17. August 2014 at 22:23
Ben, housing costs have not been especially high. Housing prices have, but rents and mortgage payments have not been, at least in the US. Places where monetary policy decimated home prices since 2006 have not had exceptionally positive outcomes.
17. August 2014 at 23:04
Scott needs to be clearer still. The notion that NGDP is a pure nominal variable which is nonetheless more “real” than RGDP, as it is directly determined by monetary forces (“monetarist aggregate demand”), which isn’t just the product of P and RGDP but rather that P can be determined as NGDP (AD) and potential RGDP/wage stickiness (AS) interact – this is still not getting through to observers of MM.
http://mungowitzend.blogspot.com.au/2014/08/the-tools-of-ignorance.html?spref=tw
18. August 2014 at 00:55
Good on Market Carney.

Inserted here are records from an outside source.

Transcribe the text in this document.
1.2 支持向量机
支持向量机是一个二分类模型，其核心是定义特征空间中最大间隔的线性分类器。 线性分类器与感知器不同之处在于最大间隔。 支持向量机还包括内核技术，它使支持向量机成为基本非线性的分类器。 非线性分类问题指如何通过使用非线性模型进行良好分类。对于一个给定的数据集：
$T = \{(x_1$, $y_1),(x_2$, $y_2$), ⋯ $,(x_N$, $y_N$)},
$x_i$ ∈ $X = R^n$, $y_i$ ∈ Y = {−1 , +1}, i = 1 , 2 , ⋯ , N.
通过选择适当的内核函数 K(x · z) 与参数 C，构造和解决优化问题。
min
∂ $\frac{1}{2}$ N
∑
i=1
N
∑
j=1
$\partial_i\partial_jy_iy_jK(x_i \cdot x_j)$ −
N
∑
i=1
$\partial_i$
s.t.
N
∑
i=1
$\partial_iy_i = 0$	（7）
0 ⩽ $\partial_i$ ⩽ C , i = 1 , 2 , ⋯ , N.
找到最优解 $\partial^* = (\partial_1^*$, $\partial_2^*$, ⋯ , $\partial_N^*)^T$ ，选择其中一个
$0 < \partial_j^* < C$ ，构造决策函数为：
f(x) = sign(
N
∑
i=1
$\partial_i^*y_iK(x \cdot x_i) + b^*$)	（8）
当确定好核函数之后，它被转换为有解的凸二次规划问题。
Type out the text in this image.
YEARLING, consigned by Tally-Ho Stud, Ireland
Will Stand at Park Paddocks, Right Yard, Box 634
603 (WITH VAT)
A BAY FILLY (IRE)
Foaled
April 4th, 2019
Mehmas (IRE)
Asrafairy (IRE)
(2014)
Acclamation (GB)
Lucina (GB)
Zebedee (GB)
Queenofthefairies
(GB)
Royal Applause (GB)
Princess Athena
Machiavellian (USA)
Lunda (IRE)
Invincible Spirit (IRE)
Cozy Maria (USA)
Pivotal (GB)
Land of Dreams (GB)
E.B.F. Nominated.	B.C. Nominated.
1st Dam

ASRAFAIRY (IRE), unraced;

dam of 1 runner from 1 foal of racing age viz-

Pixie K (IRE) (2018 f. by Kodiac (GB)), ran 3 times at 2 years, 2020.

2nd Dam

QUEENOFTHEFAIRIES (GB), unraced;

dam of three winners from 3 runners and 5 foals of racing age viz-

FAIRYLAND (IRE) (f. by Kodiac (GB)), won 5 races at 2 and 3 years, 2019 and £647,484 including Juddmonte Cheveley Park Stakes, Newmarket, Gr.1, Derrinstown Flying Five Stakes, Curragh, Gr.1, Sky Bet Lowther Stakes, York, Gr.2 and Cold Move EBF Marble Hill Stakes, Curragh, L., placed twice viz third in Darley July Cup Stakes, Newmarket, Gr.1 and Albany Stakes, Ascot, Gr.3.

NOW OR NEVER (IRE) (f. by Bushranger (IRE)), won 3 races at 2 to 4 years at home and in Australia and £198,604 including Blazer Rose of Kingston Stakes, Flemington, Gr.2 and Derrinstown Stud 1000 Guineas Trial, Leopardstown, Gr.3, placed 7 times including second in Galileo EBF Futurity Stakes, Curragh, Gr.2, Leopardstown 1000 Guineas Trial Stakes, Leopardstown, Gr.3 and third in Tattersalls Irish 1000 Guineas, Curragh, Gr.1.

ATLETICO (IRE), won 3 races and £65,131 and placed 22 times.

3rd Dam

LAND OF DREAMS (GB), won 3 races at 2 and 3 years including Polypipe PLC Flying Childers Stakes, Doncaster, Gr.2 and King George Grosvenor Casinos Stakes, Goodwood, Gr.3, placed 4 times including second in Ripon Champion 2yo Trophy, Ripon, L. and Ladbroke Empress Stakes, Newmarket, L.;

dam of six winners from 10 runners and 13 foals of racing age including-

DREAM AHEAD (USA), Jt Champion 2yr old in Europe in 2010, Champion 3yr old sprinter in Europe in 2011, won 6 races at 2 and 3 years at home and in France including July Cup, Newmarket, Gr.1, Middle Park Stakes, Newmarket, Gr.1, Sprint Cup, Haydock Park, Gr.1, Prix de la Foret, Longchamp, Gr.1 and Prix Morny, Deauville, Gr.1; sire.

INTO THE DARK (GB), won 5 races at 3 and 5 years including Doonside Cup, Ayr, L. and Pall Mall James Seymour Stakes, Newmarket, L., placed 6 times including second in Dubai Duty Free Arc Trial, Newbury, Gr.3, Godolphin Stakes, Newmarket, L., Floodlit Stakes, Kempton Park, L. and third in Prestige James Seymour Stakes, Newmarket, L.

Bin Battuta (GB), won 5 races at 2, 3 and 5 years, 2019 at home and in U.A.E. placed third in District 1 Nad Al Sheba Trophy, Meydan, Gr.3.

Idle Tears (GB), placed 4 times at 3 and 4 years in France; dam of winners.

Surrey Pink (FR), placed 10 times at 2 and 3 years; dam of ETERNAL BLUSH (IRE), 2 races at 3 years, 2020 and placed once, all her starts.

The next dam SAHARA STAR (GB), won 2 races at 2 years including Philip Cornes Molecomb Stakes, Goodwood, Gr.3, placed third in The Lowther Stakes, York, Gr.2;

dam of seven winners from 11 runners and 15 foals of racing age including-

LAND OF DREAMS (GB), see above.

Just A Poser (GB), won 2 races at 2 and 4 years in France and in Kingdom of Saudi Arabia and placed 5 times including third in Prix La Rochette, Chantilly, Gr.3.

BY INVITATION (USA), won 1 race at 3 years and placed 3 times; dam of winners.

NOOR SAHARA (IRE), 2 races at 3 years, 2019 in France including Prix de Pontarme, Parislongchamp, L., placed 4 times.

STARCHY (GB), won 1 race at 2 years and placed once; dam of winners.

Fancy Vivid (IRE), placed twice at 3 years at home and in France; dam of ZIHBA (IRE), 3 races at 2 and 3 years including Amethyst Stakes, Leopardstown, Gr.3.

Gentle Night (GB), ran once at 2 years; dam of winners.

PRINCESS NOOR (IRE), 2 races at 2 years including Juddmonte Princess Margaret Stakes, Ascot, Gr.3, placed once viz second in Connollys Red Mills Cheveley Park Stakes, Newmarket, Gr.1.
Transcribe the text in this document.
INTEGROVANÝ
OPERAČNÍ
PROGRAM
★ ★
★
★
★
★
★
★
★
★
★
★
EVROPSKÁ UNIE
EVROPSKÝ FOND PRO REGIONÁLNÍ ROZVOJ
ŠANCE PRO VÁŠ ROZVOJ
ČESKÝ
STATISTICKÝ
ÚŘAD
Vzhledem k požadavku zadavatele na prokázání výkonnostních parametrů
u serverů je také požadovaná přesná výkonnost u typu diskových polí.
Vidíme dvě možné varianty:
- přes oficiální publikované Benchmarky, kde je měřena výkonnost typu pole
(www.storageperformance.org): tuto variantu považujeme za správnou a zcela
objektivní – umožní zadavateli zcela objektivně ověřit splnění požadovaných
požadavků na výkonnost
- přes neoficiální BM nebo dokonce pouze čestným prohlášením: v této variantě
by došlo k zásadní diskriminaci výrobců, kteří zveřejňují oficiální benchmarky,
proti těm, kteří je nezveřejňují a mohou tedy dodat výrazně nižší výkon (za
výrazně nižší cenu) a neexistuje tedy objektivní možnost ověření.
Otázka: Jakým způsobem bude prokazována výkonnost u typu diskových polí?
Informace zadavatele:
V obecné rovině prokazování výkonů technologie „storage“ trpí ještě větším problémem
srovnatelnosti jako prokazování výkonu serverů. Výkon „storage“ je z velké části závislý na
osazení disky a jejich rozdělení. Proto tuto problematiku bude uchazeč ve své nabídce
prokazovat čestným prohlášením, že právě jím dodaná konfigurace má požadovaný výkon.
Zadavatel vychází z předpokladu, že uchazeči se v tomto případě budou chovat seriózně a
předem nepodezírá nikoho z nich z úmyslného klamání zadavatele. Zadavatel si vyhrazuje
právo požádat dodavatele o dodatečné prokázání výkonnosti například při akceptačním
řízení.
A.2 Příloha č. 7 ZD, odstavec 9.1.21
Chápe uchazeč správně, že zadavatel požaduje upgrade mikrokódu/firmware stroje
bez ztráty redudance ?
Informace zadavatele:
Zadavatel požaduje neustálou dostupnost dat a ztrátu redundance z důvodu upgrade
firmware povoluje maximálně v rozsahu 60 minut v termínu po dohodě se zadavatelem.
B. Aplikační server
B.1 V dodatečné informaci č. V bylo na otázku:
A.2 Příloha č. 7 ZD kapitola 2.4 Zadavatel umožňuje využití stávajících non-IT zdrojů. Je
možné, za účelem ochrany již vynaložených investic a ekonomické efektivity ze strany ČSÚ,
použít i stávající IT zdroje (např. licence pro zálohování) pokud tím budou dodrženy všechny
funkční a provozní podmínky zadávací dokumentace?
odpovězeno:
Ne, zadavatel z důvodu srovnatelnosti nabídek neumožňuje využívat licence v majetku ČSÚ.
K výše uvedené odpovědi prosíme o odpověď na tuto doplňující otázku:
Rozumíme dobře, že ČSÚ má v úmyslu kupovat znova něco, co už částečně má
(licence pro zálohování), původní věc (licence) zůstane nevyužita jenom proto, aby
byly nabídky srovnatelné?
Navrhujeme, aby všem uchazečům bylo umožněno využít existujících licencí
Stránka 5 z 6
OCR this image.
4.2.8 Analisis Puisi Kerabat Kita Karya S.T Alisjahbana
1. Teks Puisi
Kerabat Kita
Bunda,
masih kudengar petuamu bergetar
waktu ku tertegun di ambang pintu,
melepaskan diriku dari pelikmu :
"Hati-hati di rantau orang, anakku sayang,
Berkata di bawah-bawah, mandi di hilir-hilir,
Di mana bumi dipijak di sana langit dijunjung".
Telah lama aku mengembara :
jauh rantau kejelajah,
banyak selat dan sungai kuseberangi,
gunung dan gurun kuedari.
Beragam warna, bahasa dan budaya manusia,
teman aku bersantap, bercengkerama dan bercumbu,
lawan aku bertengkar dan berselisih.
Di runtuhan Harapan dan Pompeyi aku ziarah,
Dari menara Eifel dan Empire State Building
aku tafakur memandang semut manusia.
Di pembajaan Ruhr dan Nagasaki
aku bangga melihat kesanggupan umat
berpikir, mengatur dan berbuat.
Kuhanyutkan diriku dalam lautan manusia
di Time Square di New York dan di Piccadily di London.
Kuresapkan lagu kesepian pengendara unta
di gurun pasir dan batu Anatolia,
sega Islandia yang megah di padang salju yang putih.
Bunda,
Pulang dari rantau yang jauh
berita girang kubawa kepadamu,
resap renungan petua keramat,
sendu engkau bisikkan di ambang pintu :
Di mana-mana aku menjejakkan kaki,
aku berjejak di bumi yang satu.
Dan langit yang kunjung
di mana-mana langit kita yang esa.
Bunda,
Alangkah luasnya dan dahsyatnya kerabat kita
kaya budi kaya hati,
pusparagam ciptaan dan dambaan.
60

If England ever adopted a formal nominal wage growth target, that would be WAY better than an inflation target. Hope they do.
Saturos, it looks the Monetarist that he’s quoting was sloppy with his wording. If he’s sloppy, it’s inevitable to be misinterpreted. He said:
“One can obviously imagine that the Italian output gap can be closed without monetary easing from the ECB. That would, however, necessitate a sharp drop in the Italian price level (basically 14% relative to the pre-crisis trend – the difference between the NGDP gap and the price gap).”
What he should have said is:
“If inflation is consistently 2%, then it will eventually compensate and correct for the 14% collapse in RGDP, but it’s going to take a really, really, really, really long time.”
Best thing to do in these situations is to suggest an edit to make it clearer.
18. August 2014 at 01:26
Benjamin Cole: The MP for the City of London believes, somewhat incoherently, that there is in fact a “conspiracy” between the government and the central bank to keep rates low. For the sake of good governance it would be better to make it public, if true, which I doubt. But who cares really if it gets us to the right place.
http://www.cityam.com/1408336195/exclusive-osborne-and-carney-hit-stitch-row
18. August 2014 at 04:24
Saturos, I think the people who follow my blog get it by now. Those that don’t will often misinterpret the message.